Newegg chart comparison link here.

Before I get possibly flamed I do have a Nehalem and Sandy bridge system too. I just like to experiment and OC with every main platform that comes out and I am building an AMD build to play with right now. 

So which one is best and how? Price isn't a concern between the two. I plan on light OC'ing with self contained Liquid cooling kits like H50, H60 etc.


----------



## Damn_Smooth (Nov 11, 2011)

If you plan on going BD later, get the 970.


----------



## Volkszorn88 (Nov 11, 2011)

Not sure if you're interested, but I have the ASRock 870 Extreme3 R1 that i'm selling for $60 http://www.techpowerup.com/forums/showthread.php?t=147671

You can buy this board, save some money so you can buy the 1090T, forget Bulldozer it's a waste. I'm disappointed because I bought a 990fx board thinking the FX-8150 would dominated.

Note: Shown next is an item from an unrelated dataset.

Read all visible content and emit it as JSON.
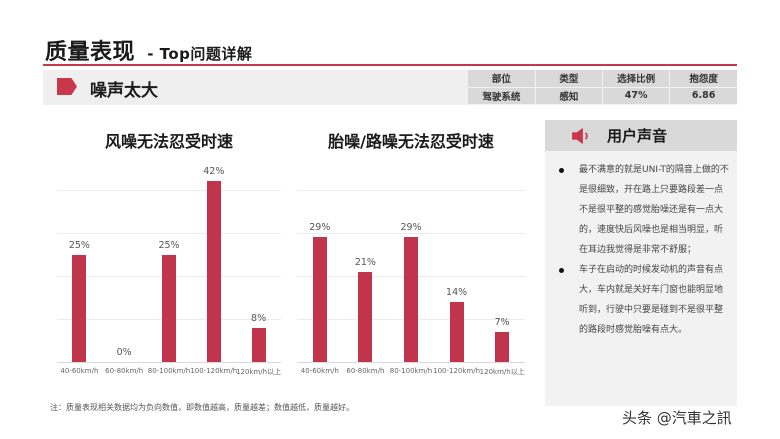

Anyway, the 1090T would be the smart decision as it can OC very easily to 4ghz. 

If not, hope you find what you're looking for.


----------



## DaedalusHelios (Nov 11, 2011)

Damn_Smooth said:


> If you plan on going BD later, get the 970.



Got it. Thanks for the advice.


----------



## Damn_Smooth (Nov 11, 2011)

DaedalusHelios said:


> Got it. Thanks for the advice.



Good deal. I hope you enjoy it, and have fun overclocking.


----------



## HossHuge (Nov 12, 2011)

I'd go for the ASRock 970 EXTREME4 AM3+ AMD 970 SATA 6Gb/s USB 3.....


I have a 1055t with a ASRock M3A790GXH/128M and it allowed me a healthy O/C (3.78)


----------